企業を保護するには、これらのベストプラクティスに加え、さらに多くの対策が必要です:
- すべてのオペレーティングシステム、アプリケーション、ファームウェアを最新のバージョンに更新し、ランサムウェアが利用する脆弱性を修正してください。Windows 10のサポート終了(2025年10月14日)に備えて早期に計画を立ててください。
- ランサムウェアによって変更できない不変のバックアップを提供する堅牢なバックアップソリューションを使用してください。バックアップは複製し、少なくとも1つのコピーをネットワーク外に保管してください。
- 最小権限の原則を適用し、管理アクセスを絶対に必要とするユーザーに限定してください。役割ベースのアクセス制御を使用して露出を最小限に抑えてください。使用されていないリモートアクセスツールを無効化するか、強固なパスワードと多要素認証(MFA)で保護してください。

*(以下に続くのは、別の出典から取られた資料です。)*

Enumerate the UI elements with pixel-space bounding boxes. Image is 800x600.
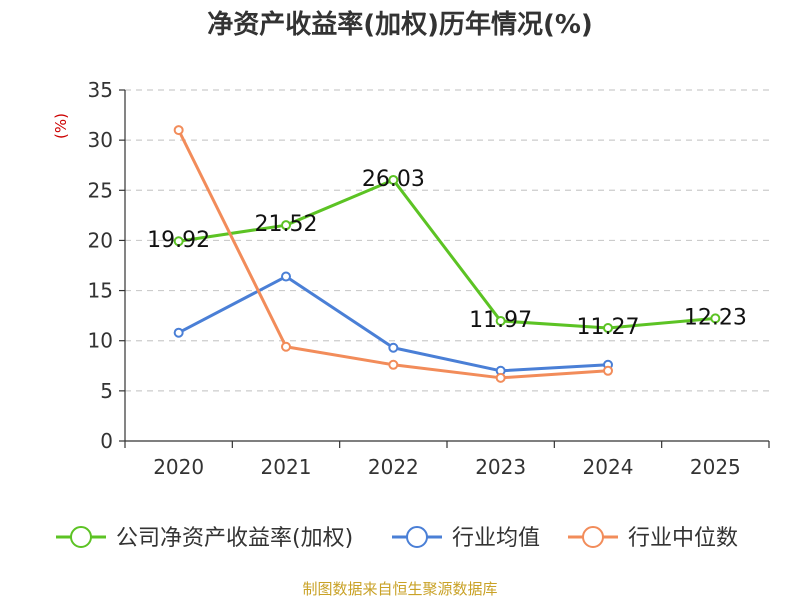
data-point[interactable] — [281, 220, 291, 231]
legend-label: 行业均值 — [452, 526, 540, 551]
x-tick-label: 2021 — [261, 455, 312, 479]
series-line-0 — [177, 178, 717, 330]
data-point[interactable] — [710, 313, 721, 324]
source-note: 制图数据来自恒生聚源数据库 — [302, 580, 497, 598]
legend-label: 行业中位数 — [628, 526, 738, 551]
data-label: 26.03 — [362, 167, 425, 192]
x-tick-label: 2025 — [690, 455, 741, 479]
y-tick-label: 20 — [88, 228, 113, 252]
data-point[interactable] — [173, 236, 184, 247]
y-tick-label: 0 — [100, 429, 113, 453]
legend-item-2[interactable]: 行业中位数 — [568, 526, 738, 551]
y-tick-label: 5 — [100, 379, 113, 403]
chart-title: 净资产收益率(加权)历年情况(%) — [207, 9, 593, 40]
legend-item-0[interactable]: 公司净资产收益率(加权) — [56, 526, 353, 551]
data-point[interactable] — [603, 322, 613, 333]
data-point[interactable] — [495, 315, 506, 326]
data-point[interactable] — [173, 327, 184, 338]
y-axis-unit-label: (%) — [52, 113, 70, 139]
data-point[interactable] — [173, 125, 184, 136]
data-point[interactable] — [281, 341, 291, 352]
y-tick-label: 25 — [88, 178, 113, 202]
y-tick-label: 15 — [88, 279, 113, 303]
data-point[interactable] — [495, 372, 506, 383]
data-label: 11.27 — [577, 315, 640, 340]
data-point[interactable] — [281, 271, 291, 282]
y-tick-label: 30 — [88, 128, 113, 152]
data-point[interactable] — [603, 365, 613, 376]
legend-label: 公司净资产收益率(加权) — [116, 526, 353, 551]
data-point[interactable] — [388, 174, 399, 185]
y-tick-label: 35 — [88, 78, 113, 102]
x-tick-label: 2022 — [368, 455, 419, 479]
x-tick-label: 2024 — [583, 455, 634, 479]
data-label: 12.23 — [684, 305, 747, 330]
legend-item-1[interactable]: 行业均值 — [392, 526, 540, 551]
data-point[interactable] — [388, 359, 399, 370]
legend-swatch-marker — [70, 526, 92, 548]
series-lines — [173, 125, 721, 383]
legend-swatch-marker — [582, 526, 604, 548]
x-tick-label: 2023 — [475, 455, 526, 479]
legend-swatch-marker — [406, 526, 428, 548]
x-tick-label: 2020 — [153, 455, 204, 479]
data-label: 21.52 — [255, 212, 318, 237]
y-tick-label: 10 — [88, 329, 113, 353]
data-label: 19.92 — [147, 228, 210, 253]
legend: 公司净资产收益率(加权) 行业均值 行业中位数 — [56, 526, 738, 551]
grid-lines — [125, 89, 769, 392]
data-label: 11.97 — [469, 308, 532, 333]
data-labels: 19.92 21.52 26.03 11.97 11.27 12.23 — [147, 167, 747, 340]
data-point[interactable] — [388, 342, 399, 353]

- AI搭載のエンドポイント保護ソリューションを使用して、不審な活動を監視し、攻撃に対応してください。Barracuda Managed XDRは、高度な脅威インテリジェンスと自動化されたインシデント対応を提供し、攻撃を特定・軽減しながら、企業チームが復旧作業を進めることができます。
- 詳細なインシデント対応計画を作成し、感染したシステムの隔離、攻撃中の安全な通信、バックアップからの業務復旧を含む手順を定義します。この計画を定期的にテストし、欠陥を是正します。
- 強力なAI搭載メール保護システム(SPF、DMARC、DKIMプロトコルを含む)を展開します。従業員がフィッシングメールを識別し、不審なリンクを回避し、潜在的な脅威を即時報告する方法を教える定期的なトレーニングプログラムを実施します。
- ネットワークセグメンテーションを使用して、重要なシステムとデータをセキュリティが低い領域から隔離します。これにより、脅威アクターが攻撃チェーンを実行するために必要なネットワーク内の横方向の移動を遅らせたり、防止したりできます。メデューサは機密データを優先的に窃取するため、それらを見つけるのを困難で時間のかかるようにしてください。
- 全社的にすべてのアカウントとシステムに多要素認証(MFA)を必須化してください。これは、不正アクセスに対する追加のセキュリティ層を追加する基本的な手順です。